Clothing giant Just Group Limited (JGL) recently sought to enforce an injunction against former Chief Financial Officer (CFO), Ms Nicole Peck. Ms Peck had been employed with JGL just five months before she was approached and accepted employment in a similar role with JGL’s direct competitor, Cotton on Group Services Pty Ltd (Cotton On).

The Case

On 2 June 2016, JGL commenced proceedings in the Supreme Court of Victoria and from 30 August to 5 September a five (5) day trial ensued[1]. During the trial the fundamental issue for consideration was whether the postemployment restraints in Ms Peck’s contract were enforceable. The restraints restricted Ms Peck from working with 50 brands/entities for a maximum period of 24 months and a minimum period of 12 months.

The restraints operated to restrict Ms Peck from engaging in, assisting or advising in respect of or carrying on any activity:

  • which was the same as, or similar to, any part of the speciality brand and fashion business of JGL in which Ms Peck was involved, or in respect of which she received confidential information (First Limb); or
  • for or on behalf of any of the 50 entities (including Cotton On) listed in Annexure A, including their assignees, successors or transmittees (Second Limb).

At trial JGL claimed that Ms Peck had been exposed to intimate knowledge of JGL’s business operations during her tenure and was therefore “indelibly fixed” with JGL’s confidential information. It then sought to have the court read down the restraint to apply only to Ms Peck’s prospective employment at Cotton On, which it submitted was reasonable given the “fierce” competition between the two companies.

The DECISION

His Honour Justice Michael McDonald accepted that Ms Peck had been privy to highly sensitive commercial information during her employment with JGL. He further accepted that JGL had a legitimate interest in protecting that information. Nonetheless, he found that the evidence presented did not advance JGL’s case that the restraints imposed on Ms Peck were necessary to afford such protection.

In assessing the reasonableness of the restraint Justice McDonald observed that the First Limb of the restraint effectively prevented Ms Peck from being employed by any retailer of apparel or stationary, in any capacity. Properly construed, this would encompass a scenario where Ms Peck was engaged as a checkout operator or a shelf stacker.

Further, his Honour observed that enforcing the Second Limb of the restraint would limit Ms Peck from engaging in employment with any of the 50 companies and/or their related entities, including employment in a position in which confidential information of JGL would be of no relevance to a new employer. Justice McDonald used the example of listed competitor, Target, which is owned by West Australian conglomerate Wesfarmers. He suggested that the proper construction of the clause was so broad it would arguably prevent Ms Peck from working in a Wesfarmers operated coal mine.

Finally, Justice McDonald highlighted that the cascading restraint period ranging from 12 – 24 months was unreasonable; having regard for the 1 month notice period upon which Ms Peck’s employment could have been terminated during her initial 6 month probation.

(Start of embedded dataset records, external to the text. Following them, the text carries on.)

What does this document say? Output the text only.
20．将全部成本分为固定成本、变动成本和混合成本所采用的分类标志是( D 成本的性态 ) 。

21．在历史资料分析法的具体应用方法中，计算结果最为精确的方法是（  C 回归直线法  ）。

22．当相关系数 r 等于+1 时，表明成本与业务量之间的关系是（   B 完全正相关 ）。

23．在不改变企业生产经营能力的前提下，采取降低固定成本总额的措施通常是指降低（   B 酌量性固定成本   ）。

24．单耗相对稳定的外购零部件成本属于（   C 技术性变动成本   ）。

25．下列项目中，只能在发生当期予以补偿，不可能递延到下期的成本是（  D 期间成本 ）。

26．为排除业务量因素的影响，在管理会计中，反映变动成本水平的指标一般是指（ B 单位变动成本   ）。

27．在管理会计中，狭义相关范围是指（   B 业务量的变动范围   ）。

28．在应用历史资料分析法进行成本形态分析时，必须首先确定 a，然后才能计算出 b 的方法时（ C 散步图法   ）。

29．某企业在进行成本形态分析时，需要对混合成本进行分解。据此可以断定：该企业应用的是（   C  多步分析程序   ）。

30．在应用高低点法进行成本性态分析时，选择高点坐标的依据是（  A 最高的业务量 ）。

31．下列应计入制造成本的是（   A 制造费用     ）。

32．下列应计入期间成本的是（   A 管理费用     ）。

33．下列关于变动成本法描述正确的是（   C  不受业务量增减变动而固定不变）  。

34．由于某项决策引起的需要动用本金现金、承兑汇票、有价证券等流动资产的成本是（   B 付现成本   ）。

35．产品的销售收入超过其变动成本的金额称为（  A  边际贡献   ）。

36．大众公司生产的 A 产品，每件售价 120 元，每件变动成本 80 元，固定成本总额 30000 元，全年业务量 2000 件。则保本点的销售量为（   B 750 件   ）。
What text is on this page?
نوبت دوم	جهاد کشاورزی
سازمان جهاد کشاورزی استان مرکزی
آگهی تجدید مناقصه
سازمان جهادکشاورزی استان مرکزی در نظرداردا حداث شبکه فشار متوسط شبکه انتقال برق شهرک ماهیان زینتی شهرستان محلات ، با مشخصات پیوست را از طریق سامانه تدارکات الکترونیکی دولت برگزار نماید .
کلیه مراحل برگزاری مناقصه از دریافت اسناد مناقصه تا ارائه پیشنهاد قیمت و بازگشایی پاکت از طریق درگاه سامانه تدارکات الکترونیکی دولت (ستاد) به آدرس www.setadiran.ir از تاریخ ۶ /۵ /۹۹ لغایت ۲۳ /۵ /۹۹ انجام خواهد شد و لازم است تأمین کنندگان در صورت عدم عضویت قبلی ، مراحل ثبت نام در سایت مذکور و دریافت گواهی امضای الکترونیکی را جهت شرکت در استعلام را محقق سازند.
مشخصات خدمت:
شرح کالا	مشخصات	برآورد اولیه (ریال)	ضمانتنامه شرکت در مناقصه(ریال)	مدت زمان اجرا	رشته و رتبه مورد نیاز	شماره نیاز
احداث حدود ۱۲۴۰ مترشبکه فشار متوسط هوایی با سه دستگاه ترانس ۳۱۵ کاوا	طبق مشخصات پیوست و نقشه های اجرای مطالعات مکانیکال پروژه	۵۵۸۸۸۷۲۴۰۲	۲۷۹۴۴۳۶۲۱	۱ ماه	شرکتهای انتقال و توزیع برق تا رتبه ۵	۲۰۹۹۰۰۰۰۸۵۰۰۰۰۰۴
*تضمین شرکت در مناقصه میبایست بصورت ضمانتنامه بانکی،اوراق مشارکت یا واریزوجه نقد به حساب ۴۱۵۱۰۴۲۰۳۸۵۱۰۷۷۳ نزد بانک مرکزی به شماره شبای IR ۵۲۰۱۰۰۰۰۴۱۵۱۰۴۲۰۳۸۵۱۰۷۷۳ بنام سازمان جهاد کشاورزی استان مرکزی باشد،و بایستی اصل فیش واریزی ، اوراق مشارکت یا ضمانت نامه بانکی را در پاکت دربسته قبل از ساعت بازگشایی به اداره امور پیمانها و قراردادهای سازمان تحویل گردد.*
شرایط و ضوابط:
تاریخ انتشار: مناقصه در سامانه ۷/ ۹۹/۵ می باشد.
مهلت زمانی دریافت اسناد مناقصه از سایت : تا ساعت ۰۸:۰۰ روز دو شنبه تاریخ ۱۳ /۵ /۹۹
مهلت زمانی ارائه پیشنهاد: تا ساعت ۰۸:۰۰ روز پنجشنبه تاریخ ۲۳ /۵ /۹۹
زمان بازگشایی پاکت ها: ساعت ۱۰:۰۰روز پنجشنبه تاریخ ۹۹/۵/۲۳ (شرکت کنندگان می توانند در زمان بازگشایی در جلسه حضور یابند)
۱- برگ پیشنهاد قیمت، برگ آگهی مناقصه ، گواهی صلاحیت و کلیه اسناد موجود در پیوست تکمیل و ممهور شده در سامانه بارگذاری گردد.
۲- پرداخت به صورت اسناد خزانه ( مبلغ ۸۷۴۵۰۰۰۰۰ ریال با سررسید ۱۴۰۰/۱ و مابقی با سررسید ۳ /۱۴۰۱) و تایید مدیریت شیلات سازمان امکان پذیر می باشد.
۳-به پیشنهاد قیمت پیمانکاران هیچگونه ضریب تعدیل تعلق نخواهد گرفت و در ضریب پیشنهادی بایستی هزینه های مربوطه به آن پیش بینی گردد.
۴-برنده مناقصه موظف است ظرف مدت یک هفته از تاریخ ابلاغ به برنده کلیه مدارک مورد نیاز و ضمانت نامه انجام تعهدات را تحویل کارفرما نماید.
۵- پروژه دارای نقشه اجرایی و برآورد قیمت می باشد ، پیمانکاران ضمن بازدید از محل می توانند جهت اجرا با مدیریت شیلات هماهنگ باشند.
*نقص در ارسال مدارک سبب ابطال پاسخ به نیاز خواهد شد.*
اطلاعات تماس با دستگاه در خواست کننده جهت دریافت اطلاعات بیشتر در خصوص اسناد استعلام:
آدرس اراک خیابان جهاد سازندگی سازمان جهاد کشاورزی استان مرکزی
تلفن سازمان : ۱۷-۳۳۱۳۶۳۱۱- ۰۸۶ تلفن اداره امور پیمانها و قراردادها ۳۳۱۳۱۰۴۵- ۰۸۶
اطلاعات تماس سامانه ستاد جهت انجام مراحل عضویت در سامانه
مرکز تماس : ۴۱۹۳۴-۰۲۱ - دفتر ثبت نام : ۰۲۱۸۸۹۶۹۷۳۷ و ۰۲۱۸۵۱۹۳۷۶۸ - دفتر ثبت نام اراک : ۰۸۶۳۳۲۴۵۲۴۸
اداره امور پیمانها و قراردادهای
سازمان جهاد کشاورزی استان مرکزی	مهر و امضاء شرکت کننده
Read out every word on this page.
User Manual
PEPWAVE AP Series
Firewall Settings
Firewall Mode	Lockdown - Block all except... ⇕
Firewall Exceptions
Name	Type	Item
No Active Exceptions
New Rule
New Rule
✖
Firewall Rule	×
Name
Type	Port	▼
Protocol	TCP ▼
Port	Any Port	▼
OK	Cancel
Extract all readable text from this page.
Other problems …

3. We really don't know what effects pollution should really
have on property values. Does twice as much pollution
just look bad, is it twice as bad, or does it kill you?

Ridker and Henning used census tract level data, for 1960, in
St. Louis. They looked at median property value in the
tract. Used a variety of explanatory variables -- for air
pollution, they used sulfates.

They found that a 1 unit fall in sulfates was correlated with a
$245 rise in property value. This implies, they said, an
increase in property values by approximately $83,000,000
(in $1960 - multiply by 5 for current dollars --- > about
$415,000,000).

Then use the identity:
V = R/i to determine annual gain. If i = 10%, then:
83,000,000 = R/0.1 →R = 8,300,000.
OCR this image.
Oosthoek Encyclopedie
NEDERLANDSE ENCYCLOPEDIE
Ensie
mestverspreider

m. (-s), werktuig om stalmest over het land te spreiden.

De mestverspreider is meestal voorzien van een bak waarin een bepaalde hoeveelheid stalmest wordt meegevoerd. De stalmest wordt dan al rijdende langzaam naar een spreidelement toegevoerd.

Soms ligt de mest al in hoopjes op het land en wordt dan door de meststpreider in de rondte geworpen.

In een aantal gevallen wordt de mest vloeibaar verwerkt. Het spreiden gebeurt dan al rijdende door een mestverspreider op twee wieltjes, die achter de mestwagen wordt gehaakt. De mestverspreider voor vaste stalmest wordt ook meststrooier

Justice McDonald found that the restraint imposed on Ms Peck was wholly invalid and unreasonable in the circumstances. Ms Peck is now set to commence work at Cotton On on Monday, 24 October 2016, though it is expected that JGL will appeal the decision.

WHAT DOES THIS MEAN FOR EMPLOYERS?

Although post-employment restraints are commonplace in employment contracts there is a presumption at common law that they are unenforceable. This presumption can be rebutted if it can be proven that the restraint is necessary to protect a legitimate business interest. A reasonable restraint is often achieved through a “cascading” or a “ladder” clause which contain a series of overlapping restraints. In this case, although JGL had drafted a cascading clause which allowed for maximum and minimum distances and periods of restraint, the actual drafting of the clause, the extent to which JGL sought to restrain Ms Peck and the extensive list of companies detailed in Annexure A rendered the whole clause unenforceable.

In dismissing JGL’s case, his Honour contemplated that if the restraint clause operated solely by reference to Cotton On, the evidence may have justified the imposition of the restraint upon Ms Peck. However, at common law, unqualified by statute (which operates only in NSW), a court cannot rewrite the terms of a restraint to make it reasonable. The restraint must be assessed by reference to what was contemplated at the date the contract was entered into (ie a restraint of trade against 50 entities), not at the date of breach.

This case has demonstrated the importance of carefully drafted restraint of trade clauses in employment contracts. It serves as a timely reminder to employers to consider revising their restraint clauses to ensure that they have a greater chance of successfully enforcing them if required to do so.